Alexei Navalny isn't the only Yalie running for mayor this week.
Navalny—not actually a Yale alum but a 2010 World Fellow—is going to court to challenge the results of his loss to the incumbent mayor of Moscow. A blistering critic of the Putin regime, Navalny may or may not escape his pre-election fate of prison on embezzlement charges. (Yes: an anticorruption blogger convicted of embezzlement. Ironic.)
Here in New Haven, where politics are lively but not quite such a threat to personal liberty, we also had a mayoral election this week. Four Democrats—three of them Yale alumni—vied for the party nomination to replace 20-year incumbent John DeStefano, who is stepping down at the end of the year.
The winner of the primary, with just under 50 percent of the vote total, is the party-endorsed candidate, Toni Nathaniel Harp ’78MEnvD. But she hasn't seen the last of the #2 finisher: Justin Elicker ’10MEM, ’10MBA, who took about 23 percent of the Democratic votes, will run as an independent in the November general election.
The other two primary contenders, Henry Fernandez ’94JD (almost 19 percent) and Kermit Carolina (8 percent), had also registered to run as independents in November, but they dropped out based on their showings last night.
Among Yalies on the Board of Aldermen, Doug Hausladen ’04 fended off a last-minute challenge from undergraduate Ella Wood ’15. Sarah Eidelson ’12, who represents much of the Yale campus, didn't face a Democratic opponent.
Harp and Elicker have similar positions on many of the issues in New Haven, but they are starkly different kinds of politicians.
Harp, who works in the social-service field, has represented part of New Haven in the state senate for two decades. She co-chairs the powerful Appropriations Committee, raised mayoral campaign money from Hartford associates and lobbyists as well as from New Haveners, and has the backing of Yale's unions, which since 2011 have become a dominant force in local politics.

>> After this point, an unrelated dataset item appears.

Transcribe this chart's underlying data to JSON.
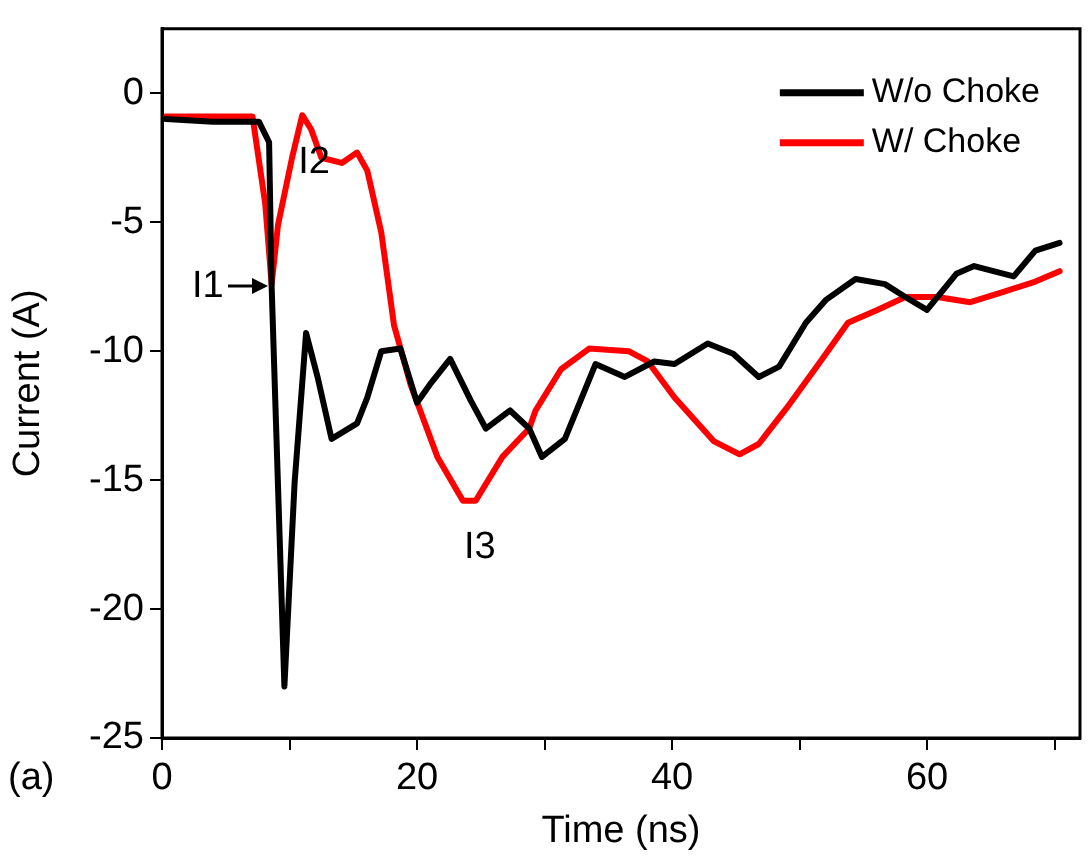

Elicker, who has lived in New Haven for only six years—the last four as a member of the Board of Aldermen—is running as a clean-government candidate, participating in public campaign financing and raising the bulk of his money in small donations from many city residents. An environmental consultant, he has strong appeal among unaffiliated voters, who far outnumber New Haven Republicans and could play a major role in the general election.
The last Yale alum to serve as New Haven mayor was Frank Logue ’48, ’51JD, who left office in 1979. You have to go back at least another 40 years—maybe much longer—to find the last Yalie mayor before Logue.
And the last time two Yalies ran head-to-head in the general election? Your guess is as good as ours.